In the Editor's choice section
of the recent Science magazine Pamela Hines points to work by Kegel et al.
Some children, particularly those with a more fearful temperament, are more sensitive than others to the influence of parents, teachers, and environment. Studying preschoolers, Kegel et al. attempt to link this with a particular genetic polymorphism. Children played a literacy-geared computer game that delivered instruction and assignments to all participants, but differed in whether it delivered feedback about the children's choices. A feature that distinguished the groups of children was whether they carried the long variant of the dopamine D4 receptor gene, which is associated with lower dopamine reception efficiency. Children who carried this polymorphism were more susceptible to the effects of feedback from the computer program. They outperformed the control group when feedback guided their learning, and they did worse than the control group when feedback was absent. In contrast, children with the short variant of the gene seemed to be unruffled by the presence or absence of feedback. For education, just as for shoes, a good fit to the individual produces the best result.
Here is the Kegel et al.
Not every child seems equally susceptible to the same parental, educational, or environmental influences even if cognitive level is similar. This study is the first randomized controlled trial to apply the differential susceptibility paradigm to education in relation to children's genotype and early literacy skills.
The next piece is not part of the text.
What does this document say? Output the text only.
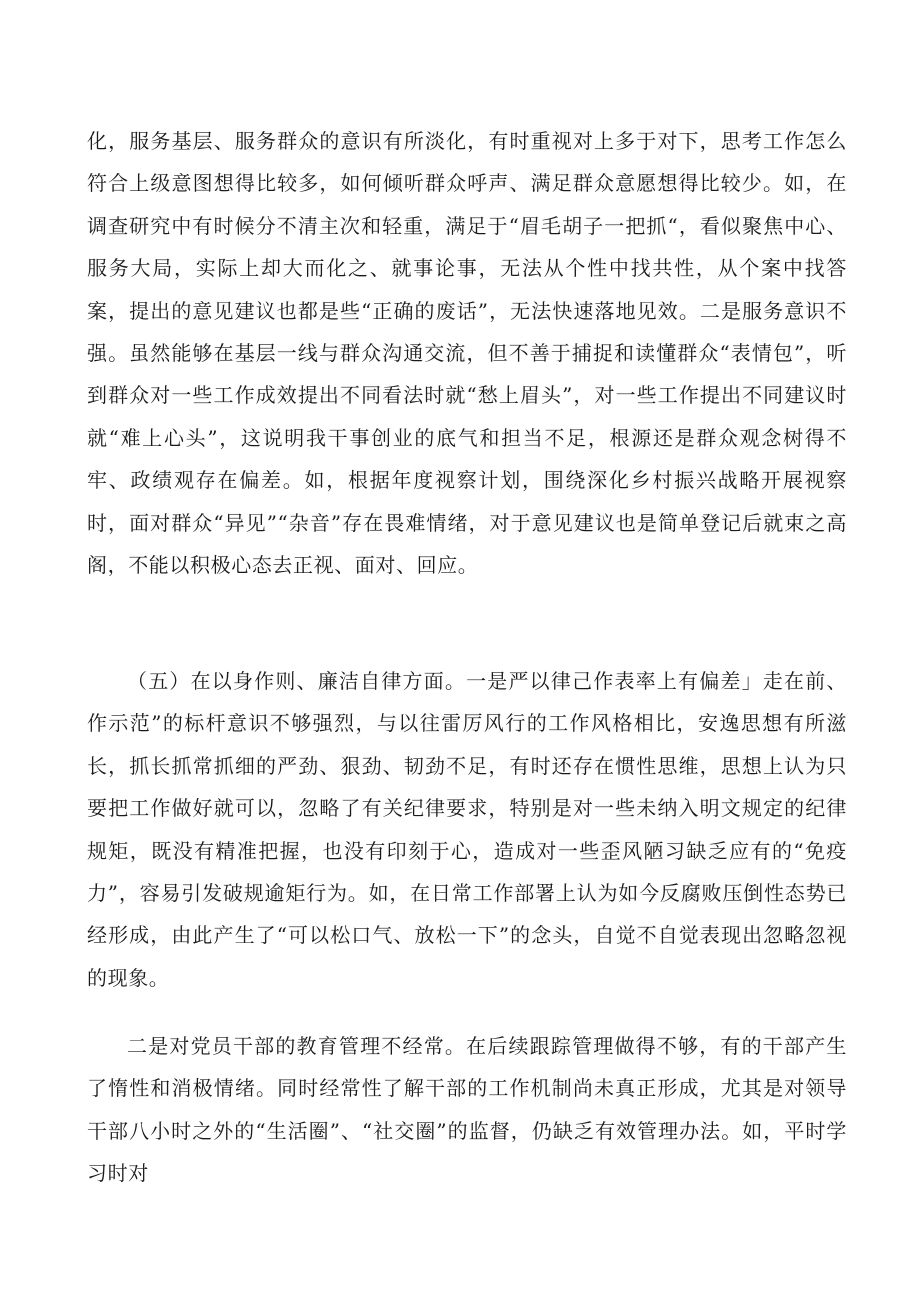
化，服务基层、服务群众的意识有所淡化，有时重视对上多于对下，思考工作怎么符合上级意图想得比较多，如何倾听群众呼声、满足群众意愿想得比较少。如，在调查研究中有时候分不清主次和轻重，满足于“眉毛胡子一把抓“，看似聚焦中心、服务大局，实际上却大而化之、就事论事，无法从个性中找共性，从个案中找答案，提出的意见建议也都是些“正确的废话”，无法快速落地见效。二是服务意识不强。虽然能够在基层一线与群众沟通交流，但不善于捕捉和读懂群众“表情包”，听到群众对一些工作成效提出不同看法时就“愁上眉头”，对一些工作提出不同建议时就“难上心头”，这说明我干事创业的底气和担当不足，根源还是群众观念树得不牢、政绩观存在偏差。如，根据年度视察计划，围绕深化乡村振兴战略开展视察时，面对群众“异见”“杂音”存在畏难情绪，对于意见建议也是简单登记后就束之高阁，不能以积极心态去正视、面对、回应。

（五）在以身作则、廉洁自律方面。一是严以律己作表率上有偏差」走在前、作示范”的标杆意识不够强烈，与以往雷厉风行的工作风格相比，安逸思想有所滋长，抓长抓常抓细的严劲、狠劲、韧劲不足，有时还存在惯性思维，思想上认为只要把工作做好就可以，忽略了有关纪律要求，特别是对一些未纳入明文规定的纪律规矩，既没有精准把握，也没有印刻于心，造成对一些歪风陋习缺乏应有的“免疫力”，容易引发破规逾矩行为。如，在日常工作部署上认为如今反腐败压倒性态势已经形成，由此产生了“可以松口气、放松一下”的念头，自觉不自觉表现出忽略忽视的现象。

二是对党员干部的教育管理不经常。在后续跟踪管理做得不够，有的干部产生了惰性和消极情绪。同时经常性了解干部的工作机制尚未真正形成，尤其是对领导干部八小时之外的“生活圈”、“社交圈”的监督，仍缺乏有效管理办法。如，平时学习时对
A randomized pretest–posttest control group design was used to examine the effects of the Intelligent Tutoring System Living Letters. Two intervention groups were created, 1 receiving feedback and 1 completing the program without feedback, and 1 control group. Carriers of the long variant of the dopamine D4 receptor gene (DRD4 7-repeat) profited most from the computer program with positive feedback, whereas they performed at the lowest level of early literacy skills in the absence of such feedback. Our findings suggest that behind modest overall educational intervention effects a strong effect on a subgroup of susceptible children may be hidden.